One of the most exciting things you can receive as a blogger is emails about business opportunities/partnerships. Sadly, a lot of these emails often end up being scams. But, in receiving one, you can sometimes get so excited that you’ve been sent this email you forget to look for the small details.
It’s important to be able to tell if an email is a legitimate business opportunity for your blog, or a phishing scam. Lately I’ve both received, and heard of, a lot of different scam emails being sent to bloggers. If you have a ‘Contact Me’ page on your blog, or offer your email address on your blog, you may have even gotten some of these yourself. Here are some things to look for that can help determine whether or not the request you’ve gotten is legitimate.
- The email should be addressed to you, not to the name of your blog, or a generic phrase such as ‘dear customer’. If you do not provide a first name on your blog, a legitimate business request will include them introducing themselves and asking for your first name
- The email should have proper spelling and grammar. (This email I’ve included as example is a hot mess) Scams will often exchange ‘o’ for ‘0’ to bypass spam filters that services like hotmail, gmail and yahoo mail have in place.
- The email should include a company name, at bare minimum, in the signature. If they’re smart, they’ll include it elsewhere in the email as well. If they are self employed, they will acknowledge that.
- The email should NEVER ask you to do something in direct violation of law. IE Post a paid for advertisement to your blog whilst not disclosing that it was paid for.
- The email should never request for personal information such as a phone number, access to your blog, pay-pal account info, and so on and so forth. If no business relationship has been established (yet) why would they need this information immediately?
- A legitimate business opportunity for your blog will never come from someone who ‘expects’ anything from you. Initial emails should be a request and nothing more.

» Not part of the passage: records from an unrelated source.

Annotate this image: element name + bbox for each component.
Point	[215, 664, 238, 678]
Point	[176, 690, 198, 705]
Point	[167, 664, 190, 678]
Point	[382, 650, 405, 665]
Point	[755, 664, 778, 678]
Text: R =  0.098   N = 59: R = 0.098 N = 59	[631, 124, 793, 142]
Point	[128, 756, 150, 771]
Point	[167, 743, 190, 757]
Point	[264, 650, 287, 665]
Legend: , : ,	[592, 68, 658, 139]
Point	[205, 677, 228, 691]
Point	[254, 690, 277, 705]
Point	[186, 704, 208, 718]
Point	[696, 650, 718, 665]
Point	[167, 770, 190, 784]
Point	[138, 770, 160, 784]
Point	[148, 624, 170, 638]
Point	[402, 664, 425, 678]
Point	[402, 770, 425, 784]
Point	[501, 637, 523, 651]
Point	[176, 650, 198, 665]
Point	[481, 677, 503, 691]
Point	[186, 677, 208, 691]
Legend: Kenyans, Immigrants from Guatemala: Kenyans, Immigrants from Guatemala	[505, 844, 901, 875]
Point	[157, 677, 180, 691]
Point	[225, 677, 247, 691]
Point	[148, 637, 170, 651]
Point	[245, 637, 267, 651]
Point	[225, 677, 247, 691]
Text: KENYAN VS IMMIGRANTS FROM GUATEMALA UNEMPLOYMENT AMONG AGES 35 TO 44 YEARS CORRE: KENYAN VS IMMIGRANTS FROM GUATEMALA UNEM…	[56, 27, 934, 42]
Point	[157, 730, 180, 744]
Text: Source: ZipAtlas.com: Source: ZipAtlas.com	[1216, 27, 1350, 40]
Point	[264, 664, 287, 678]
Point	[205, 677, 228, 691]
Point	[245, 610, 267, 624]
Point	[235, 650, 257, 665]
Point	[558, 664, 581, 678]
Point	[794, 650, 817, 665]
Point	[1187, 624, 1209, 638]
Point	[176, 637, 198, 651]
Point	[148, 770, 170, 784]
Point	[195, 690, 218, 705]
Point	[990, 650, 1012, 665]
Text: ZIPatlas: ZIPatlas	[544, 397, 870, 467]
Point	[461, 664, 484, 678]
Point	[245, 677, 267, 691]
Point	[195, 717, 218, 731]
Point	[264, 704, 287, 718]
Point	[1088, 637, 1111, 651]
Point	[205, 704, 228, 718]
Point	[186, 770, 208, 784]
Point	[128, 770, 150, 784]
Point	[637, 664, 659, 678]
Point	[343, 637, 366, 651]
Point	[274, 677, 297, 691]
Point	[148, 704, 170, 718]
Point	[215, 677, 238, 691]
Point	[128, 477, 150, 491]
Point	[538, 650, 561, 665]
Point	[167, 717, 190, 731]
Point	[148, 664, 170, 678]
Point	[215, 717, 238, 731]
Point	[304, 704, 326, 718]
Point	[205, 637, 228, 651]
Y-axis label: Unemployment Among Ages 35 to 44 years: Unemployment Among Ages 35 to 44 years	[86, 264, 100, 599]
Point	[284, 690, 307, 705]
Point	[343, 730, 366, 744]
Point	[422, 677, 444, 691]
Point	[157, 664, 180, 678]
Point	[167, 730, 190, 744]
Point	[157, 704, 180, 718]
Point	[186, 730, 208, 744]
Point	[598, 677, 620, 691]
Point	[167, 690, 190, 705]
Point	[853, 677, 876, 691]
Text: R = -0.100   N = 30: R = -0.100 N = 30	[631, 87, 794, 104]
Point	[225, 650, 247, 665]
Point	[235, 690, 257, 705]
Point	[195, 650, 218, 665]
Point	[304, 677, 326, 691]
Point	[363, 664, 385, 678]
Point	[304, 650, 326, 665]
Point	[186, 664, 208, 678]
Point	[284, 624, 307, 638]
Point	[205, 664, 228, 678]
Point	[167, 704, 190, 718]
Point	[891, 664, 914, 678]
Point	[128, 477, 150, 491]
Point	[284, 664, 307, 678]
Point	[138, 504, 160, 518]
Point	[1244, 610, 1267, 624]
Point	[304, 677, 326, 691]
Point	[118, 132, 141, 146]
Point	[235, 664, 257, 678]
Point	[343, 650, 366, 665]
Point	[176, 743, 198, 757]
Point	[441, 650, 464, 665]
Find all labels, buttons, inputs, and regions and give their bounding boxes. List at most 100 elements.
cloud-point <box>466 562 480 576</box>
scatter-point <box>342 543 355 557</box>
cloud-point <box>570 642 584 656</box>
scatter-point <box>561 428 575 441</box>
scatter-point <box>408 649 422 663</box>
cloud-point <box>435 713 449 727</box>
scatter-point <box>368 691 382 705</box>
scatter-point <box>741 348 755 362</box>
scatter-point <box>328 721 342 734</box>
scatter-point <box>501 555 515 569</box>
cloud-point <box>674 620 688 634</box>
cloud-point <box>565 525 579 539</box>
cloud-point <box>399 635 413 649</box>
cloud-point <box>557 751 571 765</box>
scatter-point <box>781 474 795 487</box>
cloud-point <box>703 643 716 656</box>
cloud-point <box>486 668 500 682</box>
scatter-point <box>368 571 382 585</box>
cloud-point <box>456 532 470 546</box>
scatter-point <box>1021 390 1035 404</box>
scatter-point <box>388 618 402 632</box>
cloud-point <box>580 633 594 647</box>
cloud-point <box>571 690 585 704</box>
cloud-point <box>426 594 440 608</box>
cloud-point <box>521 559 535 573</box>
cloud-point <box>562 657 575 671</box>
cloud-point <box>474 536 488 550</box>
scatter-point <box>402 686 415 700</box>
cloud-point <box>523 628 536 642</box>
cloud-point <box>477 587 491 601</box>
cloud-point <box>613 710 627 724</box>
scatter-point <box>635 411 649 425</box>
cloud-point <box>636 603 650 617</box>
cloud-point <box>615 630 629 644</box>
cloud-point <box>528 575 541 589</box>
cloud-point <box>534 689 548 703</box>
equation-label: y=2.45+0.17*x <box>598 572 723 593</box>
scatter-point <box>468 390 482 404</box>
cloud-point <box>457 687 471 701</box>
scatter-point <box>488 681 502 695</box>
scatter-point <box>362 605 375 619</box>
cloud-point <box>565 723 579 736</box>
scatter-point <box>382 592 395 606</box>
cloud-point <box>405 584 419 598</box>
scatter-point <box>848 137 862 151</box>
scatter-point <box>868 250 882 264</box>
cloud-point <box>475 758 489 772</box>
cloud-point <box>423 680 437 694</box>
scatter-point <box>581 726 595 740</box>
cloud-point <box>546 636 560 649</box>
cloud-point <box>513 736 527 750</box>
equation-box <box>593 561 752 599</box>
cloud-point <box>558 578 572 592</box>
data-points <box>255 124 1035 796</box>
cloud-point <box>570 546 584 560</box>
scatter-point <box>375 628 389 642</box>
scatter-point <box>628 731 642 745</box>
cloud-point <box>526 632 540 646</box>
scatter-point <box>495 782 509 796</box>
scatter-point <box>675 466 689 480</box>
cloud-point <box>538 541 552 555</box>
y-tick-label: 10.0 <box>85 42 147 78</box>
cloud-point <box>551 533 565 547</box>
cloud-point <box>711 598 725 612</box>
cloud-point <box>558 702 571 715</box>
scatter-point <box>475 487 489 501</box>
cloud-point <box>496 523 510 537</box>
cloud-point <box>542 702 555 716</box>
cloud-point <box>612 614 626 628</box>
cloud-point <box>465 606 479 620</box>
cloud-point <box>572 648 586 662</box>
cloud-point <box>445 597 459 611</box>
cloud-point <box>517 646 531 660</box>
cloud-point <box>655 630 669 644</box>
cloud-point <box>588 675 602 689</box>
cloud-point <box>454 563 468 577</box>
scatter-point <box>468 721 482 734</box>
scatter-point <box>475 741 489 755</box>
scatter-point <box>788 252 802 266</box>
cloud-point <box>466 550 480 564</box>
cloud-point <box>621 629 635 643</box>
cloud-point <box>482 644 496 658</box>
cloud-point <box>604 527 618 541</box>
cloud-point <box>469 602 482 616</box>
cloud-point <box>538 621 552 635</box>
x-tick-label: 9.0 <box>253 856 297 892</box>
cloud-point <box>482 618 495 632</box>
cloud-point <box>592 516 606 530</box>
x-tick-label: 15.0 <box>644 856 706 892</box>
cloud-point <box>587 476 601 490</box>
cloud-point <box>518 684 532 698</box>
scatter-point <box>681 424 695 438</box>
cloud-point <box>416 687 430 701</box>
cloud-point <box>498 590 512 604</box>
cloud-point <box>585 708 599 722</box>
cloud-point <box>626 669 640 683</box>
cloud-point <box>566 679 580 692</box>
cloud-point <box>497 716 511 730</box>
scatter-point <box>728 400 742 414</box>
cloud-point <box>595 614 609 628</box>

- Take a close look at the email address, not just the sender name. Often times the domain can be a dead giveaway that an email isn’t legitimate. And, while it is true that some self-employed/small business owners do use services such as GMAIL for business, they will always have their name, or their company name used in the email. In the case of the email example I have attached, the name in the email address of who the email was from did not match the name on the bottom of the email.
- Do not open poorly labeled or unlabeled attachments. And, if attachments are labeled, be careful to make sure that it’s not a scam before you open.
Last, but certainly not least, does the email make your ‘spidey sense’ flare up?
This list may sound obvious when you’re reading it, but there are a lot of people in this world who fall for email scams. People get so caught up in the excitement of them that there are a lot of Nigerian Princes with a lot of money right now. And, a lot of Lawyers in Monaco that won’t be wiring that 4.2 million they promised from your dearly departed relative that you’ve never met that they set up the will for.
I would strongly encourage that, if you feel an email could be a scam, you do not respond. Even a simple ‘No thank you’ can send them after you for months on end, request after request, annoying the crap out of you in an effort to wear you down.
If you think it could be a scam just hit delete.
Have you ever received a business request/opportunity for your blog that you felt could be a scam? What did it say? How could you tell that it just wasn’t quite right?